Subsection 8.3.6 Proving an Implication Using Contradiction
Suppose that we want to prove a claim of the form: p → q
Sometimes the easiest way to do that is by contradiction. We assume its negation (¬(p → q)) and derive a contradiction.
The form ¬(p → q) isn’t very easy to work with. Let’s massage it a bit:
[1] ¬(p → q)
[2] ¬(¬p ∨ q) Disjunctive Syllogism [1]
[3] ¬¬p ∧ ¬q De Morgan [2]
[4] p ∧ ¬q Double Negation [3]
Now it’s clearer what we should do: Assume both p and ¬q. Derive a contradiction. Of course, we could resolve that contradiction by giving up p. But we won’t. We’ll stick to p. That means that q must be true. In other words p → q.
In this example, we’ll assume the axioms of plane geometry, including that, through any two distinct points, there is exactly one straight line.
Prove that, if two distinct straight lines intersect, then they do so at only one point.
The proof is by contradiction. Assume that two lines L1 and L2 are distinct and that they intersect at two or more different points. Call two of those points p and r. Then those two points are on both L1 and L2. But there is exactly one straight line through those two points. This contradicts the hypothesis that L1 and L2 are distinct.
Exercises Exercises
Exercise Group.
1. Definition: A perfect number is a positive integer that is the sum of all of its proper divisors (i.e., all its divisors, including 1, except itself). (Example: the proper divisors of 15 are 1, 3, and 5.)

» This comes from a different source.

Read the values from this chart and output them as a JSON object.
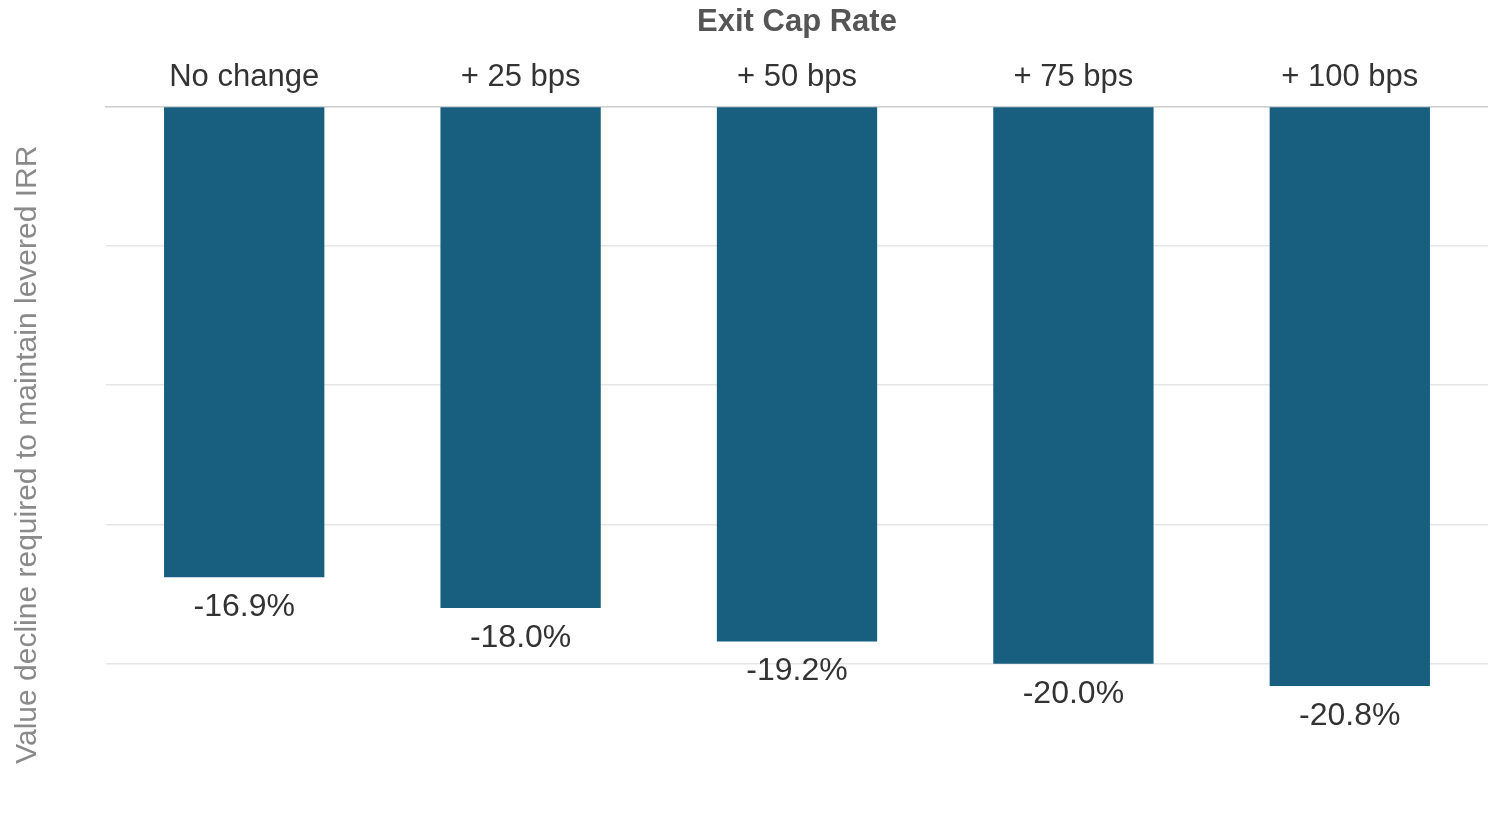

Which of the following numbers as/are perfect: 6, 12, 17?
2.
Recall that a perfect number is an integer that is the sum of all of its proper divisors (i.e., all its divisors, including 1, except itself). Prove that no perfect number is prime.

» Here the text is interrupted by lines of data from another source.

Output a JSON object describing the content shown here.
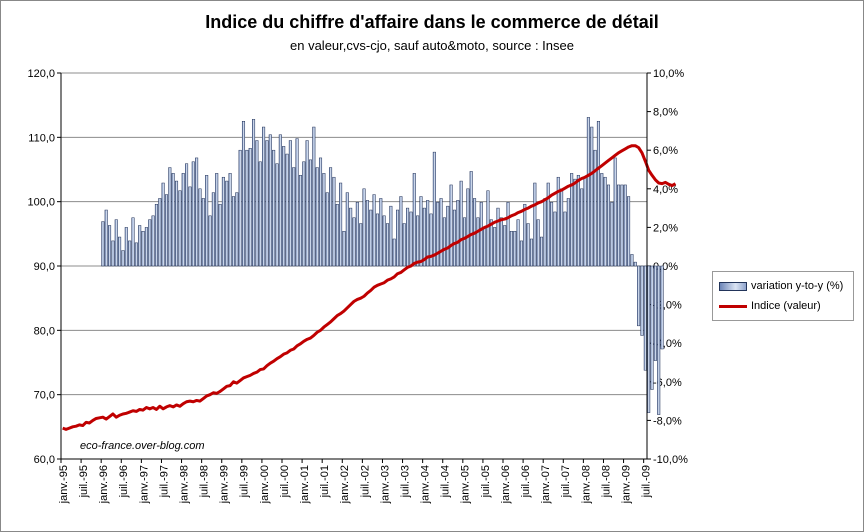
{
  "chart_data": {
    "type": "bar+line",
    "title": "Indice du chiffre d'affaire dans le commerce de détail",
    "subtitle": "en valeur,cvs-cjo, sauf auto&moto, source : Insee",
    "watermark": "eco-france.over-blog.com",
    "y_left": {
      "min": 60,
      "max": 120,
      "ticks": [
        "60,0",
        "70,0",
        "80,0",
        "90,0",
        "100,0",
        "110,0",
        "120,0"
      ]
    },
    "y_right": {
      "min": -10,
      "max": 10,
      "ticks": [
        "-10,0%",
        "-8,0%",
        "-6,0%",
        "-4,0%",
        "-2,0%",
        "0,0%",
        "2,0%",
        "4,0%",
        "6,0%",
        "8,0%",
        "10,0%"
      ]
    },
    "x_ticks": [
      "janv.-95",
      "juil.-95",
      "janv.-96",
      "juil.-96",
      "janv.-97",
      "juil.-97",
      "janv.-98",
      "juil.-98",
      "janv.-99",
      "juil.-99",
      "janv.-00",
      "juil.-00",
      "janv.-01",
      "juil.-01",
      "janv.-02",
      "juil.-02",
      "janv.-03",
      "juil.-03",
      "janv.-04",
      "juil.-04",
      "janv.-05",
      "juil.-05",
      "janv.-06",
      "juil.-06",
      "janv.-07",
      "juil.-07",
      "janv.-08",
      "juil.-08",
      "janv.-09",
      "juil.-09"
    ],
    "series": [
      {
        "name": "variation y-to-y (%)",
        "type": "bar",
        "axis": "right",
        "start": "1996-01",
        "values": [
          2.3,
          2.9,
          2.1,
          1.3,
          2.4,
          1.5,
          0.8,
          2.0,
          1.3,
          2.5,
          1.2,
          2.1,
          1.8,
          2.0,
          2.4,
          2.6,
          3.2,
          3.5,
          4.3,
          3.7,
          5.1,
          4.8,
          4.4,
          3.9,
          4.8,
          5.3,
          4.1,
          5.4,
          5.6,
          4.0,
          3.5,
          4.7,
          2.6,
          3.8,
          4.8,
          3.2,
          4.6,
          4.4,
          4.8,
          3.6,
          3.8,
          6.0,
          7.5,
          6.0,
          6.1,
          7.6,
          6.5,
          5.4,
          7.2,
          6.5,
          6.8,
          6.0,
          5.3,
          6.8,
          6.2,
          5.8,
          6.5,
          5.1,
          6.6,
          4.7,
          5.4,
          6.5,
          5.5,
          7.2,
          5.1,
          5.6,
          4.8,
          3.8,
          5.1,
          4.6,
          3.2,
          4.3,
          1.8,
          3.8,
          3.0,
          2.5,
          3.3,
          2.2,
          4.0,
          3.4,
          2.9,
          3.7,
          2.7,
          3.5,
          2.6,
          2.2,
          3.1,
          1.4,
          2.9,
          3.6,
          2.2,
          3.0,
          2.8,
          4.8,
          2.6,
          3.6,
          3.0,
          3.4,
          2.7,
          5.9,
          3.3,
          3.5,
          2.5,
          3.1,
          4.2,
          2.9,
          3.4,
          4.4,
          2.5,
          4.0,
          4.9,
          3.5,
          2.5,
          3.3,
          2.0,
          3.9,
          2.4,
          2.0,
          3.0,
          2.5,
          2.1,
          3.3,
          1.8,
          1.8,
          2.4,
          1.3,
          3.2,
          2.2,
          1.4,
          4.3,
          2.4,
          1.5,
          3.5,
          4.3,
          3.3,
          2.8,
          4.6,
          4.0,
          2.8,
          3.5,
          4.8,
          4.5,
          4.7,
          4.0,
          4.6,
          7.7,
          7.2,
          6.0,
          7.5,
          4.8,
          4.6,
          4.2,
          3.3,
          5.6,
          4.2,
          4.2,
          4.2,
          3.6,
          0.6,
          0.2,
          -3.1,
          -3.6,
          -5.4,
          -7.6,
          -6.4,
          -4.9,
          -7.7,
          -4.3
        ]
      },
      {
        "name": "Indice (valeur)",
        "type": "line",
        "axis": "left",
        "start": "1995-01",
        "values": [
          64.8,
          64.6,
          64.8,
          65.0,
          65.1,
          65.3,
          65.2,
          65.7,
          65.6,
          66.0,
          66.3,
          66.4,
          66.5,
          66.2,
          66.6,
          67.0,
          66.5,
          66.8,
          67.0,
          67.1,
          67.3,
          67.5,
          67.4,
          67.7,
          67.6,
          68.0,
          67.8,
          68.0,
          67.7,
          68.2,
          67.8,
          68.1,
          68.3,
          68.1,
          68.4,
          68.2,
          68.6,
          68.9,
          69.0,
          68.9,
          69.1,
          69.0,
          69.4,
          69.8,
          70.0,
          70.3,
          70.2,
          70.5,
          70.9,
          71.3,
          71.4,
          72.0,
          71.8,
          72.2,
          72.6,
          72.8,
          73.0,
          73.3,
          73.5,
          73.9,
          74.0,
          74.5,
          74.9,
          75.2,
          75.6,
          75.9,
          76.3,
          76.5,
          76.9,
          77.1,
          77.6,
          77.9,
          78.3,
          78.6,
          78.8,
          79.2,
          79.7,
          80.0,
          80.5,
          80.9,
          81.3,
          81.8,
          82.3,
          82.6,
          83.0,
          83.5,
          84.0,
          84.5,
          84.8,
          85.0,
          85.3,
          85.8,
          86.2,
          86.7,
          87.0,
          87.2,
          87.4,
          87.8,
          88.0,
          88.3,
          88.8,
          89.0,
          89.4,
          89.8,
          90.0,
          90.4,
          90.6,
          90.7,
          91.0,
          91.4,
          91.5,
          91.7,
          92.0,
          92.3,
          92.6,
          92.8,
          93.2,
          93.5,
          93.7,
          94.1,
          94.3,
          94.6,
          94.9,
          95.1,
          95.4,
          95.7,
          96.0,
          96.2,
          96.5,
          96.8,
          97.0,
          97.2,
          97.3,
          97.5,
          97.8,
          98.0,
          98.3,
          98.5,
          98.8,
          99.0,
          99.3,
          99.5,
          99.8,
          100.0,
          100.3,
          100.6,
          101.0,
          101.3,
          101.6,
          101.8,
          102.1,
          102.4,
          102.6,
          102.9,
          103.3,
          103.6,
          103.8,
          104.1,
          104.4,
          104.8,
          105.2,
          105.6,
          106.0,
          106.4,
          106.8,
          107.2,
          107.6,
          107.9,
          108.2,
          108.5,
          108.7,
          108.7,
          108.4,
          107.6,
          106.3,
          104.9,
          104.1,
          103.4,
          102.9,
          102.8,
          103.0,
          102.7,
          102.5,
          102.8
        ]
      }
    ]
  }
}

Let’s check, before we start, to make sure that we know exactly what it is that we are trying to prove. Answer this question. Then write out your proof. (Hint: You can start with any logical expression that is equivalent to the claim that we are trying to prove.)

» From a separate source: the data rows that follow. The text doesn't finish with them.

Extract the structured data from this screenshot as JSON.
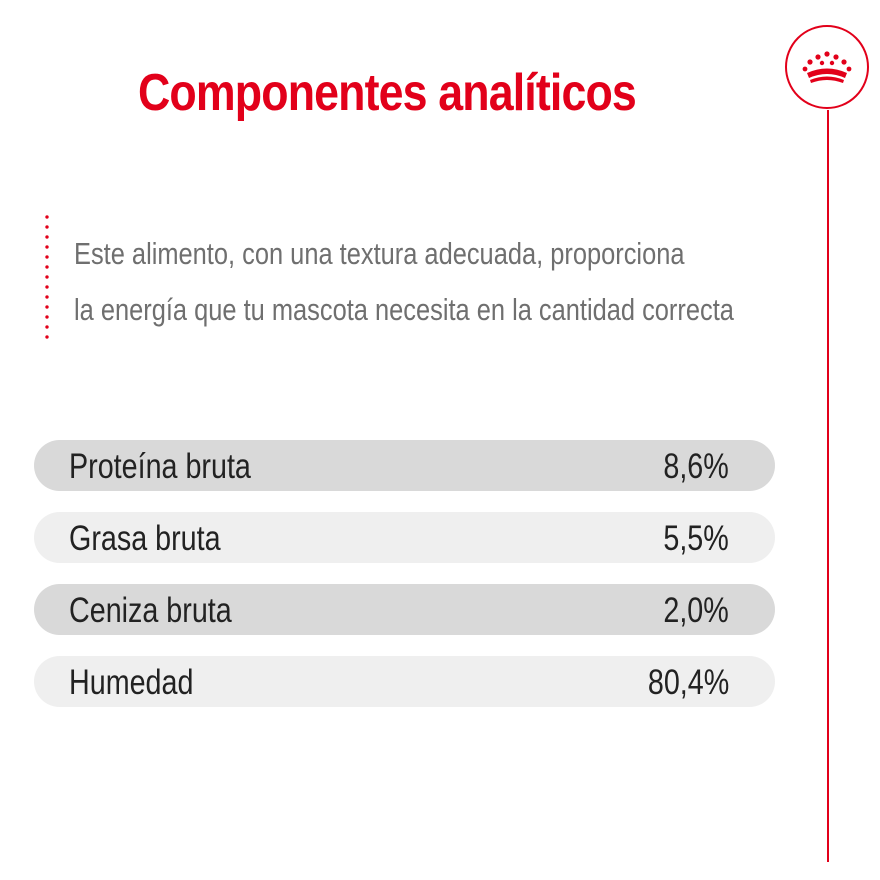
{
  "title": "Componentes analíticos",
  "description": {
    "line1": "Este alimento, con una textura adecuada, proporciona",
    "line2": "la energía que tu mascota necesita en la cantidad correcta"
  },
  "components": [
    {
      "label": "Proteína bruta",
      "value": "8,6%"
    },
    {
      "label": "Grasa bruta",
      "value": "5,5%"
    },
    {
      "label": "Ceniza bruta",
      "value": "2,0%"
    },
    {
      "label": "Humedad",
      "value": "80,4%"
    }
  ],
  "brand": {
    "logo_icon": "crown-icon",
    "accent_color": "#e2001a"
  }
}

Consider the following logical expressions:
\(\forall\) x (Prime(x) → \(\neg\)Perfect(x))
\(\forall\) x (\(\neg\) Prime(x) → Perfect(x))
\(\forall\) x (Perfect(x) → \(\neg\) Prime(x))
Which of them is/are equivalent to our claim?
Just I.
Just II.
Just III.
Just I and II.
Just I and III
Correct answer is E.
Explanation: III is perhaps the most natural way to state the claim. If a number is perfect, it isn’t prime. I is the contrapositive of III, so it’s equivalent to it. II, however, is the converse of I. It makes a different (and untrue) claim.
The proof: We will prove III: Perfect(x) → Prime(x)
For an arbitrary x, assume, to the contrary, Perfect(x) and Prime(x). Since x is prime, its only proper divisor is 1. Then, if x is perfect, it is the sum of its proper divisors. So x must equal 1. But 1 isn’t prime and x is, so x cannot be 1. Thus we’ve proved that, if x is perfect, it cannot also be prime.